Emerging application sectors present both challenge and opportunity. Experience shows shifts in research priorities—from catalytic studies to entirely new pharmaceutical scaffolds—make demand more unpredictable but invigorating. Our production lines run with flexibility for small and large batch sizes, avoiding sole reliance on one use case or legacy channel. Technical teams compile findings on novel protocols, solvent mixes, and user-defined process steps, using this knowledge to constantly tune raw material preparation and final purification.
Years of building, refining, and reimagining the production process for 4,5,6,7-tetrahydro-thieno[3,2-c]pyridine hydrochloride provide us with a perspective impossible to replicate through trading or purely distributive routes. Each kilogram produced tells a story of process discipline, adaptation to real-world use and problem-solving that only comes from hands-on involvement. Product experience, shaped directly by daily plant challenges and the evolving needs of our closest collaborators, remains the truest measure of our commitment to quality and reliability.

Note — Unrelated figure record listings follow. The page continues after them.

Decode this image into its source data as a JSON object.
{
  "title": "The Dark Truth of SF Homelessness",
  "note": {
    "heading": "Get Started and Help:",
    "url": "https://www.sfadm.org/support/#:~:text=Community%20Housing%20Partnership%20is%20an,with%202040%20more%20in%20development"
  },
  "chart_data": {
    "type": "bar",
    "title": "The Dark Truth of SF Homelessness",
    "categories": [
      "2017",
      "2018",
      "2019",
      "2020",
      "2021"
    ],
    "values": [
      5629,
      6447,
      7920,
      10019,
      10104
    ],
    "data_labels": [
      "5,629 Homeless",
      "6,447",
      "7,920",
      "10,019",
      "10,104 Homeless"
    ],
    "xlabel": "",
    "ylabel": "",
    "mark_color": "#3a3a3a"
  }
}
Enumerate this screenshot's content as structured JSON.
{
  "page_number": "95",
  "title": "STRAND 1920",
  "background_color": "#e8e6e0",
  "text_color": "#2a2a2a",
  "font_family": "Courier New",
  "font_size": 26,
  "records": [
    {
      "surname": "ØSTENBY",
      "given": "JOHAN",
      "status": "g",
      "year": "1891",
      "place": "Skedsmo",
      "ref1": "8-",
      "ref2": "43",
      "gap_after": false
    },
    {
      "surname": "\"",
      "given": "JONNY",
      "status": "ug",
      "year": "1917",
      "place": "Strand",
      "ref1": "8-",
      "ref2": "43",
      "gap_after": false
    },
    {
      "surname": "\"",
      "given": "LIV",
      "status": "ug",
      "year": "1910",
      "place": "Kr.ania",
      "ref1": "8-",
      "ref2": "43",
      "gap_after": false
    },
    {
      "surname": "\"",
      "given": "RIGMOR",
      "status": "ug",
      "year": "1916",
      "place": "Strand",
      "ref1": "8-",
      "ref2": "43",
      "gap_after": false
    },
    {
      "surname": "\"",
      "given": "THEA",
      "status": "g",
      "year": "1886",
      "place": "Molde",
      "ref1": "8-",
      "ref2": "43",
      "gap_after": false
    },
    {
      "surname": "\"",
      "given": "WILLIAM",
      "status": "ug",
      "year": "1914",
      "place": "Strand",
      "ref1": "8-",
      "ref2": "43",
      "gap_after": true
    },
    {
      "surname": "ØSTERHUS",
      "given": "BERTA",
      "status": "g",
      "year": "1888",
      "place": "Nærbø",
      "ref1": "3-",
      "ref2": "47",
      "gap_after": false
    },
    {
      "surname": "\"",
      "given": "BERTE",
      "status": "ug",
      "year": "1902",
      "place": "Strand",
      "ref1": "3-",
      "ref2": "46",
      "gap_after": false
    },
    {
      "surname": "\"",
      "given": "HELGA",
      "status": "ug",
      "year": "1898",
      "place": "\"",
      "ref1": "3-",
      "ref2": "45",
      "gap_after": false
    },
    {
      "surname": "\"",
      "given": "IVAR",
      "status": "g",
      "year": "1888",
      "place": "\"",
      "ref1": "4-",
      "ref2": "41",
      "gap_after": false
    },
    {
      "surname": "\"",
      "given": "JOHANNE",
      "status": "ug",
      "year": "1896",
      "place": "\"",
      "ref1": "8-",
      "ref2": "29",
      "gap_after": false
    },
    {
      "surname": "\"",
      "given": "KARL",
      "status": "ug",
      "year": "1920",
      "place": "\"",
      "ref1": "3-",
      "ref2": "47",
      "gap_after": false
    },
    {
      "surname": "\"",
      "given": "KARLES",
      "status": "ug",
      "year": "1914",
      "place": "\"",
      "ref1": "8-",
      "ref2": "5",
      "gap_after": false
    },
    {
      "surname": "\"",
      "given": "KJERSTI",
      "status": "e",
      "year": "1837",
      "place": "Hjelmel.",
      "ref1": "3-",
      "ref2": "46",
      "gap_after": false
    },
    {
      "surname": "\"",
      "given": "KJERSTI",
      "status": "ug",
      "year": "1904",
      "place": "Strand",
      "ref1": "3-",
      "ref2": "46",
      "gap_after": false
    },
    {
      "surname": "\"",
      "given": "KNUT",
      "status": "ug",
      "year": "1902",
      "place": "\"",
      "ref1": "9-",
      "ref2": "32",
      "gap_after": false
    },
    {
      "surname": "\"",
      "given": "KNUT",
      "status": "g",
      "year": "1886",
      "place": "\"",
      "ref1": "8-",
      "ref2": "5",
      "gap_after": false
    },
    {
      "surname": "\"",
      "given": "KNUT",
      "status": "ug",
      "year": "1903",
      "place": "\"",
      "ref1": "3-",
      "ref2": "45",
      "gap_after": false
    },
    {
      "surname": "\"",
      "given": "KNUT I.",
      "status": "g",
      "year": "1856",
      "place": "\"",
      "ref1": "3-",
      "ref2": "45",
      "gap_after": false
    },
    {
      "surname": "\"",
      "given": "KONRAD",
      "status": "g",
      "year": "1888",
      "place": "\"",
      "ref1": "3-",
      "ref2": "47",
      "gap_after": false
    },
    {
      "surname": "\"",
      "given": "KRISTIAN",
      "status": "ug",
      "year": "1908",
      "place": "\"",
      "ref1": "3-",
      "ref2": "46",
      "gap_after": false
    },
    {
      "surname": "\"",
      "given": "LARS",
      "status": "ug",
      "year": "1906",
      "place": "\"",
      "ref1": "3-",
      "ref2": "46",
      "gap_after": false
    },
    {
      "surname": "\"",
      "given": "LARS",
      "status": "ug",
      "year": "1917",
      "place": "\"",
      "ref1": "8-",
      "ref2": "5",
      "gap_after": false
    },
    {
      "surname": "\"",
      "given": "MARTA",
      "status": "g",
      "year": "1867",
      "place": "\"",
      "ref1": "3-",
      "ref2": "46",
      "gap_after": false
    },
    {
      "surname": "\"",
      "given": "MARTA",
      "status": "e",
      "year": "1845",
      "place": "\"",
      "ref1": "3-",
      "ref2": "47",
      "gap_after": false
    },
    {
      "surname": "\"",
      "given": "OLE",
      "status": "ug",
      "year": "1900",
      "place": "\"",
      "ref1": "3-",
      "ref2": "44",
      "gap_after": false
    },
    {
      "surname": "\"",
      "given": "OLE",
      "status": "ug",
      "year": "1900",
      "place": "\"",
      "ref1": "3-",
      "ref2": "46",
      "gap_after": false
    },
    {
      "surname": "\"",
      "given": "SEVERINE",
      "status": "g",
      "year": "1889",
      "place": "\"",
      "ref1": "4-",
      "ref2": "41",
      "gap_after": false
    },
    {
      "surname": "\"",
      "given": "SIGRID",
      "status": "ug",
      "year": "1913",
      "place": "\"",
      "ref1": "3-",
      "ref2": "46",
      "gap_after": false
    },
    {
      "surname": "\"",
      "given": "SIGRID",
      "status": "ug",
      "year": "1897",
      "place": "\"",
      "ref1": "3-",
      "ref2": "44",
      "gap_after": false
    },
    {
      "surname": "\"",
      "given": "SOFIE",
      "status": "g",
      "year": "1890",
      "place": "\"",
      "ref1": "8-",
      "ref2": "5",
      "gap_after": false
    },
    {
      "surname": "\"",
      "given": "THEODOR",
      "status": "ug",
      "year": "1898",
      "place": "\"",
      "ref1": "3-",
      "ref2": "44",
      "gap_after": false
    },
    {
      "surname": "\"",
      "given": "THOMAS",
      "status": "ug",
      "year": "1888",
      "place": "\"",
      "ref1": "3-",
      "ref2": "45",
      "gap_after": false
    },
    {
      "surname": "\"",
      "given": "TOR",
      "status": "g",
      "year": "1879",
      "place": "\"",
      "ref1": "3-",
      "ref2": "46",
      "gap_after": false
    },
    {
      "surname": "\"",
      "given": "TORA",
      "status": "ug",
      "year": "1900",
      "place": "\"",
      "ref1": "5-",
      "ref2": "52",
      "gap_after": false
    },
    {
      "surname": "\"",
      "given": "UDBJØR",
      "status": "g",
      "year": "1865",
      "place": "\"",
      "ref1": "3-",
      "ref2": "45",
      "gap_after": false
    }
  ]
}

We keep investing in greater production resilience, more granular analytics, and closer connections to those shaping tomorrow’s research breakthroughs. The confidence our longest-running customers show rests on their knowledge of our production approach, our ability to adapt, and our openness to feedback at every stage of the process. Trust in our 4,5,6,7-tetrahydro-thieno[3,2-c]pyridine hydrochloride comes not from documentation alone but from the living record of performance over countless production cycles and collaborative projects.